Three months ago, “programming” meant following along with a Getting Started guide for something I’d picked for my stack (Python/Flask/React).

I graduated from rote copying of the basics to rote copying with more functionality. Google does great with “Build Your First App.”

One of the posts I found, a more in-depth Getting Started with React blog by Dave Ceddia, suggested that the right next step was to build a small project on your own. In that post, Dave linked 6 ideas for small apps to try. I picked the Weather App went to work.

It took me almost two weeks to finish my app. I went with the slightly more enhanced version he suggested, and it felt like I was “really programming.”

Level Two

This push to finally learn to code came from a new startup idea I had –– something that seemed simple enough to build if (only) I had the skills. After the weather app, feeling impatient and emboldened by my successs, I decided it was time to work on my startup.

Unfortunately, I was met with a rude awaking and floundered without the ready hand-holding of a blog tailored to task. I spent a ton of time on Stack Overflow and “programming” mostly meant reading documentation.

Fortunately, my brother, an excellent Software Engineer and patient teacher, willingly bailed me out.

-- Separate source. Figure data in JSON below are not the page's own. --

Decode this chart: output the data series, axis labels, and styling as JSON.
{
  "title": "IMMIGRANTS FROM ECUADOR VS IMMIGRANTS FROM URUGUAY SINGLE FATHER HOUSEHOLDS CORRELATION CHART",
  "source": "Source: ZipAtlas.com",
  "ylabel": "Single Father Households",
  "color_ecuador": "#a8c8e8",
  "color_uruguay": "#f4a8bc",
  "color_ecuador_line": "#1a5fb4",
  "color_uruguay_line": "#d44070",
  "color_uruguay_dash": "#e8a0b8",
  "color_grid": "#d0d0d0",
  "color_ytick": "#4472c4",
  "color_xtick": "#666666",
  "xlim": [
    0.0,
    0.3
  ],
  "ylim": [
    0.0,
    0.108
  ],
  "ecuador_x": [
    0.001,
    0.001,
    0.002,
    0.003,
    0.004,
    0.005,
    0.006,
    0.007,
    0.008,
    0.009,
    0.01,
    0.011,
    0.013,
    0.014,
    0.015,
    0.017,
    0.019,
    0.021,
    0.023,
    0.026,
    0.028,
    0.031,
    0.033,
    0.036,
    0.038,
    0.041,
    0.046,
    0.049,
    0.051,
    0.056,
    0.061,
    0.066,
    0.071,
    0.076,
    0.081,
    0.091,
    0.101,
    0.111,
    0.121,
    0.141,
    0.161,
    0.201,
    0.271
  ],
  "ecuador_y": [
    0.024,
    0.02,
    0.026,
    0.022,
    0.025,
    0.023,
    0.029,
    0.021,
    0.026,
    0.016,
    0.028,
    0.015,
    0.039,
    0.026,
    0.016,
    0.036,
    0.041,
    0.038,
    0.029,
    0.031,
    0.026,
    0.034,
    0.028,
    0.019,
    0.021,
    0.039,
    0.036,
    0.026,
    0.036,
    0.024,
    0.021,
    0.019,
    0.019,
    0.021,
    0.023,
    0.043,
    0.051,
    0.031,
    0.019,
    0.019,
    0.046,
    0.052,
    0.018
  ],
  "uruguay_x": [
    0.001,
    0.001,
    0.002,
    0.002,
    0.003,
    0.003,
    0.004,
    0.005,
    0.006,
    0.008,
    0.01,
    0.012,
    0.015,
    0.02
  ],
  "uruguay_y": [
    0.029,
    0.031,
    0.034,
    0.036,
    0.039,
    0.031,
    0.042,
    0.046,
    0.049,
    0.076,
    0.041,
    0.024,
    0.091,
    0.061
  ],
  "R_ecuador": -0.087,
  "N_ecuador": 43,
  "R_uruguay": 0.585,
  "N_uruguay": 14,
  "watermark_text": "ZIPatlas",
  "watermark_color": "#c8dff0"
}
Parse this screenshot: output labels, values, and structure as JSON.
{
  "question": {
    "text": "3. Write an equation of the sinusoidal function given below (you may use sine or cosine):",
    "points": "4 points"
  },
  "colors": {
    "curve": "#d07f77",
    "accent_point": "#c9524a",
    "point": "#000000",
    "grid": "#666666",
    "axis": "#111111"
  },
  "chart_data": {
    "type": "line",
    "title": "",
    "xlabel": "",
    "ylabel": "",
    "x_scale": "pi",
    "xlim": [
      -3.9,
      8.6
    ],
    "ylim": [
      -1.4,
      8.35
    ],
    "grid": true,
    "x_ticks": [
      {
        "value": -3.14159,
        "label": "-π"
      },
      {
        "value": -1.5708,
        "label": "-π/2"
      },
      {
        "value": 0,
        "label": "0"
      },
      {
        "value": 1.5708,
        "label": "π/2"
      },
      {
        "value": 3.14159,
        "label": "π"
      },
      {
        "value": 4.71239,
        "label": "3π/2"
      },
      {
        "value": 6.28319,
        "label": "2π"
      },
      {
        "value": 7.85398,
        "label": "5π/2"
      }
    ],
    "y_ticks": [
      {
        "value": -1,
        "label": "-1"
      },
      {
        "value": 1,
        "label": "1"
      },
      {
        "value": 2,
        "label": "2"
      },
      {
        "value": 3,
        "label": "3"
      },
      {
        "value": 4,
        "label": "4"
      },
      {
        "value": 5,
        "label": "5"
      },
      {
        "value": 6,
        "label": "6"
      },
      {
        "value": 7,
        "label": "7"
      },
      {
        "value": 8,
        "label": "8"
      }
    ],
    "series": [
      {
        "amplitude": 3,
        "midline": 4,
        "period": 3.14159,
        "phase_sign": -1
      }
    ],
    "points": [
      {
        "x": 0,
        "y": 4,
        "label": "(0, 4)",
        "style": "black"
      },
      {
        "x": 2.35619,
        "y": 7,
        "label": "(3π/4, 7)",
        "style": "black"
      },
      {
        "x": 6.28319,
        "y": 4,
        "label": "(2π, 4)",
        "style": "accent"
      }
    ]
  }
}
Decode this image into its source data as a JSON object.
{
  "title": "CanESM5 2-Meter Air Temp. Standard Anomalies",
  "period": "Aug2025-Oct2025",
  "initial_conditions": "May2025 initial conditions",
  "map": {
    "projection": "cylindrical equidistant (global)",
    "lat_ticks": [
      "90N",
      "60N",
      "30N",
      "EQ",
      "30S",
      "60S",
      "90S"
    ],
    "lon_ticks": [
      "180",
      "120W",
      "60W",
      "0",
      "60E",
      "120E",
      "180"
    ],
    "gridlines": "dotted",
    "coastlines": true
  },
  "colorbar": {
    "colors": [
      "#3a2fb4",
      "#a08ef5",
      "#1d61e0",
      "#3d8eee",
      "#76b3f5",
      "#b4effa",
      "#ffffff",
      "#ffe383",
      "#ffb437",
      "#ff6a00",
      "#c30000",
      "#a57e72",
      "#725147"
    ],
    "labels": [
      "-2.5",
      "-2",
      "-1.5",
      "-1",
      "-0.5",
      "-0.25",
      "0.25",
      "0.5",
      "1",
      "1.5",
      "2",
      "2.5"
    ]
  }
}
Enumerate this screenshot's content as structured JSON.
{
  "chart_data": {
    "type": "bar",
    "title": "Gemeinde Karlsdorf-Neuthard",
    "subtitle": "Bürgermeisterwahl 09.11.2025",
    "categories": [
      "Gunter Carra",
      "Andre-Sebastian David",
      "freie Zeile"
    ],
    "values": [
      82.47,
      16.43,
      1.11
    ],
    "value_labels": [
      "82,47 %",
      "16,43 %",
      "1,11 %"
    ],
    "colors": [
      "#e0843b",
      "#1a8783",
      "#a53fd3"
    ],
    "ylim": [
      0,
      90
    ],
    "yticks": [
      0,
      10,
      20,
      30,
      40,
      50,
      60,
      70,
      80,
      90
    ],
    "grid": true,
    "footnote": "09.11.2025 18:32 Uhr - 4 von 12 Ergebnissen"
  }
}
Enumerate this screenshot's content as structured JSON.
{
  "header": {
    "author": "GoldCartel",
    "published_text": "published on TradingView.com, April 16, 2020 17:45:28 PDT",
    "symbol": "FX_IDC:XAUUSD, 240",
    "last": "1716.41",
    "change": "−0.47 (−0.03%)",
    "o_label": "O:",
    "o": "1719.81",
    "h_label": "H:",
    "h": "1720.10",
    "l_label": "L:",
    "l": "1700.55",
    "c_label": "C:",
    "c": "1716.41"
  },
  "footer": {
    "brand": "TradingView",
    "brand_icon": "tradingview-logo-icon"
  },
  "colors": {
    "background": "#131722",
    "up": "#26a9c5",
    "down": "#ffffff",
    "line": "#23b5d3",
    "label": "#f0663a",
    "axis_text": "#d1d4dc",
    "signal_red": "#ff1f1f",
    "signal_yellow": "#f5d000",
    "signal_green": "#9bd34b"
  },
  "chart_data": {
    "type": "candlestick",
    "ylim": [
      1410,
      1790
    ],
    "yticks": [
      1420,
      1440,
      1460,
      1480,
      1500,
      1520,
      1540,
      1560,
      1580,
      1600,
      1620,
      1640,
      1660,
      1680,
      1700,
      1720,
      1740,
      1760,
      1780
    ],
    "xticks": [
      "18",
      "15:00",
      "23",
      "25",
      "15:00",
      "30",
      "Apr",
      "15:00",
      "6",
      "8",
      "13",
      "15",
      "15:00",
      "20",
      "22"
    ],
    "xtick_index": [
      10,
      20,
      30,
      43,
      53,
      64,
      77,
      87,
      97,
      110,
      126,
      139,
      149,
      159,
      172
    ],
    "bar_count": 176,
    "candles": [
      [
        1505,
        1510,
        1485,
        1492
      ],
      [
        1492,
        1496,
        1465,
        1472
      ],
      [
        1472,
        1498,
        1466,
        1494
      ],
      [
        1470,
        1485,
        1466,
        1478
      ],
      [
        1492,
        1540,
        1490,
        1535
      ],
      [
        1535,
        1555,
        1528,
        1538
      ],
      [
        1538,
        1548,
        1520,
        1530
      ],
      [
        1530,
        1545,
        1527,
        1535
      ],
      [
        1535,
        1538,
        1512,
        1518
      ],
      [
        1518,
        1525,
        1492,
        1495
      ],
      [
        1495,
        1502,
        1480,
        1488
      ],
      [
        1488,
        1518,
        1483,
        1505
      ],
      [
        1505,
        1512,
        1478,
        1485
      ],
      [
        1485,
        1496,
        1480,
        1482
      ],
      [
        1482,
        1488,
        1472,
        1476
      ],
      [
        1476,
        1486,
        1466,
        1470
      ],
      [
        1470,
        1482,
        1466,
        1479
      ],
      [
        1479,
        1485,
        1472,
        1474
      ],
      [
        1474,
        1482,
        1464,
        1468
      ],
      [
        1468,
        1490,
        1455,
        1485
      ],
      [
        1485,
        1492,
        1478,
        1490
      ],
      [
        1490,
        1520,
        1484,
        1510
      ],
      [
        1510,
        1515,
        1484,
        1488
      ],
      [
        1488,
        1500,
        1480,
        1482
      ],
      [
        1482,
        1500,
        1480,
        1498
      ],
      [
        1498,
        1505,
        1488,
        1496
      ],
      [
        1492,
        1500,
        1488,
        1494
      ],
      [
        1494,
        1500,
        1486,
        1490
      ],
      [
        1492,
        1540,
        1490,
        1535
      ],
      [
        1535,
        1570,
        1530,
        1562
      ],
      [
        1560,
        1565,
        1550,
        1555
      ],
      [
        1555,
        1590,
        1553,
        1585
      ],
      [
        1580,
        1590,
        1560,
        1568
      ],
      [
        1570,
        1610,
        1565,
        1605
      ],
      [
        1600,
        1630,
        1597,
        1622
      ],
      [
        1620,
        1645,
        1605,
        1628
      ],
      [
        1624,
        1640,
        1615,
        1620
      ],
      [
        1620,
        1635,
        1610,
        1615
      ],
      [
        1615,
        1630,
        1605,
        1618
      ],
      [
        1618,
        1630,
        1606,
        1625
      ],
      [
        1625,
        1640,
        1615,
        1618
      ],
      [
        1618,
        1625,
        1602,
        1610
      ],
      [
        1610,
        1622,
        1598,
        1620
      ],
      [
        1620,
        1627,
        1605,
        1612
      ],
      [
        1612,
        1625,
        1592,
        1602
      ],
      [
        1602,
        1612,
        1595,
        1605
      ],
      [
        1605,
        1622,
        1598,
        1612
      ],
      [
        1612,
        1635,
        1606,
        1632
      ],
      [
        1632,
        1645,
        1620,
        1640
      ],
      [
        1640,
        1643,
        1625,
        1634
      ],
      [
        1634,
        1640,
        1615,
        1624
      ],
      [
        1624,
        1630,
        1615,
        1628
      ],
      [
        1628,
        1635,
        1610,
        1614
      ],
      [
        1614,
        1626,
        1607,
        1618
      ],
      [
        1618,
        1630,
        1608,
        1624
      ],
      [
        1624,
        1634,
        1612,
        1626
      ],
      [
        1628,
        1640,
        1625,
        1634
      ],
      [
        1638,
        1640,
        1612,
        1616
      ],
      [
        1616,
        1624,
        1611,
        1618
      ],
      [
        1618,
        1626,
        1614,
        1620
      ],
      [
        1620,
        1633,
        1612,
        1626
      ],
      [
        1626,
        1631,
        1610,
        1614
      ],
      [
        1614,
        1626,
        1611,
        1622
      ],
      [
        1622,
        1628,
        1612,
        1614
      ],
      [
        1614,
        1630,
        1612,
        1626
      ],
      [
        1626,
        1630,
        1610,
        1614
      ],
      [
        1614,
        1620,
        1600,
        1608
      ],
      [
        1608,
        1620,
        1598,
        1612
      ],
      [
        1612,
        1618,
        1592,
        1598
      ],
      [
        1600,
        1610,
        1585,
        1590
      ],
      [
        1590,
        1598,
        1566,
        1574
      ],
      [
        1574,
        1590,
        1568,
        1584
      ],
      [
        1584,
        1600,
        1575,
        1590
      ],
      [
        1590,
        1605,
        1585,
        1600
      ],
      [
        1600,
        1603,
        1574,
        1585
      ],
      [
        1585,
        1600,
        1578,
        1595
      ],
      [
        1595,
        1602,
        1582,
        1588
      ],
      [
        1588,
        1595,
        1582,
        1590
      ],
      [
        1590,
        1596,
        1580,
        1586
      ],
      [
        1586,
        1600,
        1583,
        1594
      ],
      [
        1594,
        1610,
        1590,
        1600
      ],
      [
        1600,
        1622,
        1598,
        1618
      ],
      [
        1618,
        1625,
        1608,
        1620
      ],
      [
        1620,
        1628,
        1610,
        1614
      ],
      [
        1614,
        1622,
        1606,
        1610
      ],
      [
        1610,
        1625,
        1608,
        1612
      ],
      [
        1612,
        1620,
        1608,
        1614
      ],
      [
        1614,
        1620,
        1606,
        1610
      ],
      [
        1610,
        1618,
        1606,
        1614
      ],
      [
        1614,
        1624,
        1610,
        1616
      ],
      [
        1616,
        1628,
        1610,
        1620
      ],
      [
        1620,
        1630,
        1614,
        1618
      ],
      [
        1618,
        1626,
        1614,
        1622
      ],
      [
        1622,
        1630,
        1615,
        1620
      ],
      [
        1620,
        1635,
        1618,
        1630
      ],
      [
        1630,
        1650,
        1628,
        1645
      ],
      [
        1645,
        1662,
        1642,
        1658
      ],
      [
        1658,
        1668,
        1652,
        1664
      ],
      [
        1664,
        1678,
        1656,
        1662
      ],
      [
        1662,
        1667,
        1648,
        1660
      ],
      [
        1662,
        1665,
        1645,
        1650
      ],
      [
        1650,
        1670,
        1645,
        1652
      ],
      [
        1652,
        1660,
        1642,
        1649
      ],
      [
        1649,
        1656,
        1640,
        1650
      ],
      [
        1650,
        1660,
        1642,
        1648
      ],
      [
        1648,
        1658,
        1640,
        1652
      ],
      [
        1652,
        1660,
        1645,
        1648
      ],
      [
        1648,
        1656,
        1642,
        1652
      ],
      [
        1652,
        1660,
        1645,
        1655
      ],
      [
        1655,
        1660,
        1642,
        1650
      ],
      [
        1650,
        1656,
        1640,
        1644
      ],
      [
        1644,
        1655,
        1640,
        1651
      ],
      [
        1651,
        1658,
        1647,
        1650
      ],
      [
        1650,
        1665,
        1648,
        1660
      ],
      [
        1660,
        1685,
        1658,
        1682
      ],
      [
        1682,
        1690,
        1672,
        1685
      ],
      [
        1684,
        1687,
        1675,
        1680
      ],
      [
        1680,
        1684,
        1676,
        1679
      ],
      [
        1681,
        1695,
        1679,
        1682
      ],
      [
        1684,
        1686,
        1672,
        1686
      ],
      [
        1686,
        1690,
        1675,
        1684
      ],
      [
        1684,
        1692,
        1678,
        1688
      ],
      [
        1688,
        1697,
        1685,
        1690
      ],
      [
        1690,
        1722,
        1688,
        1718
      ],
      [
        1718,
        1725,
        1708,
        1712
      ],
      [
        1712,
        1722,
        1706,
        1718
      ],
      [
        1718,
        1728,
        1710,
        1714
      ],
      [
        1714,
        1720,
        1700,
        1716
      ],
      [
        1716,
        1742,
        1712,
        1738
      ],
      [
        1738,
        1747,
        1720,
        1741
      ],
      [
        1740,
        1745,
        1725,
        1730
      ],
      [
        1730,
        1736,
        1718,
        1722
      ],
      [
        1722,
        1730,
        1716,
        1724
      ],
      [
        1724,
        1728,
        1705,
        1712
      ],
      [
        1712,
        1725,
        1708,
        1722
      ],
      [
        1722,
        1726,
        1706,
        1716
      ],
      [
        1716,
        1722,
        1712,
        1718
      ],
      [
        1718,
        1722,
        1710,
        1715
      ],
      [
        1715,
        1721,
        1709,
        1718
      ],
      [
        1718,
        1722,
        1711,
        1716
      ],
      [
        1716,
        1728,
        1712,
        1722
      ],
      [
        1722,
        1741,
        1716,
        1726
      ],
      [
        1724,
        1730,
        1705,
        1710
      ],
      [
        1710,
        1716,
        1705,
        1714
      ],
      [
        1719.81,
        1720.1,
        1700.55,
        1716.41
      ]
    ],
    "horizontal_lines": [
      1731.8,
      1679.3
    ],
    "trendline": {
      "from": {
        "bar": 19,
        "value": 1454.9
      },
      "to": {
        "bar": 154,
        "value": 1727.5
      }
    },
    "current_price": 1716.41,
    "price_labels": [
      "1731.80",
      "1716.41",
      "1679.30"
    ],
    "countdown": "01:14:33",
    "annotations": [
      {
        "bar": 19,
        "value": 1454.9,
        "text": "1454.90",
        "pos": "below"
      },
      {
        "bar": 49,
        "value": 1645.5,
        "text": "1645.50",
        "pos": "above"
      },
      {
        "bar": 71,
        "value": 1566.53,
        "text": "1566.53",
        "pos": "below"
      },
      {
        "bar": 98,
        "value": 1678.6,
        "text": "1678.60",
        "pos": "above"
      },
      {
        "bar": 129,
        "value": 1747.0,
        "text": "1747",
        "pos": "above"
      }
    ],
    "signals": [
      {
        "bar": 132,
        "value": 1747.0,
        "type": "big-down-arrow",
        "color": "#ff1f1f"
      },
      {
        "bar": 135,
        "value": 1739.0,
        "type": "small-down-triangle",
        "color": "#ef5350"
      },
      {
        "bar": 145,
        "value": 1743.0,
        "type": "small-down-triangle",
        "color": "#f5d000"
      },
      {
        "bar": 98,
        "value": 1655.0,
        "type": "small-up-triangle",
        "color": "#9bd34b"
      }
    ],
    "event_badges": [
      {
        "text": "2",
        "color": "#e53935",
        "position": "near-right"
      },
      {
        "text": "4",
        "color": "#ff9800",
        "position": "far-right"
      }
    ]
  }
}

He explained things that still felt out of reach after reading the docs, and his reminders about my progress kept me moving after a day of feeling like I’d gotten nowhere.

Two weeks into this much bigger and more daunting project, “programming” meant writing spaghetti code and spending an hour over video chat getting unstuck by my brother. My progress without his aid was only slightly above zero.

Level Three

Two days ago, I went to call my brother and realized that it’d been five days since I last asked for help.

I am rearchitecting some of my app; I feel close to finishing my MVP and the code and choices I made at the beginning of this project are obviously bad now.

“Programming” today feels more like problem-solving I wanted: working with my tools instead of fighting against them.

I still check Stack Overflow plenty and constantly reference the docs. I still call my brother for help. But I feel like a programmer now.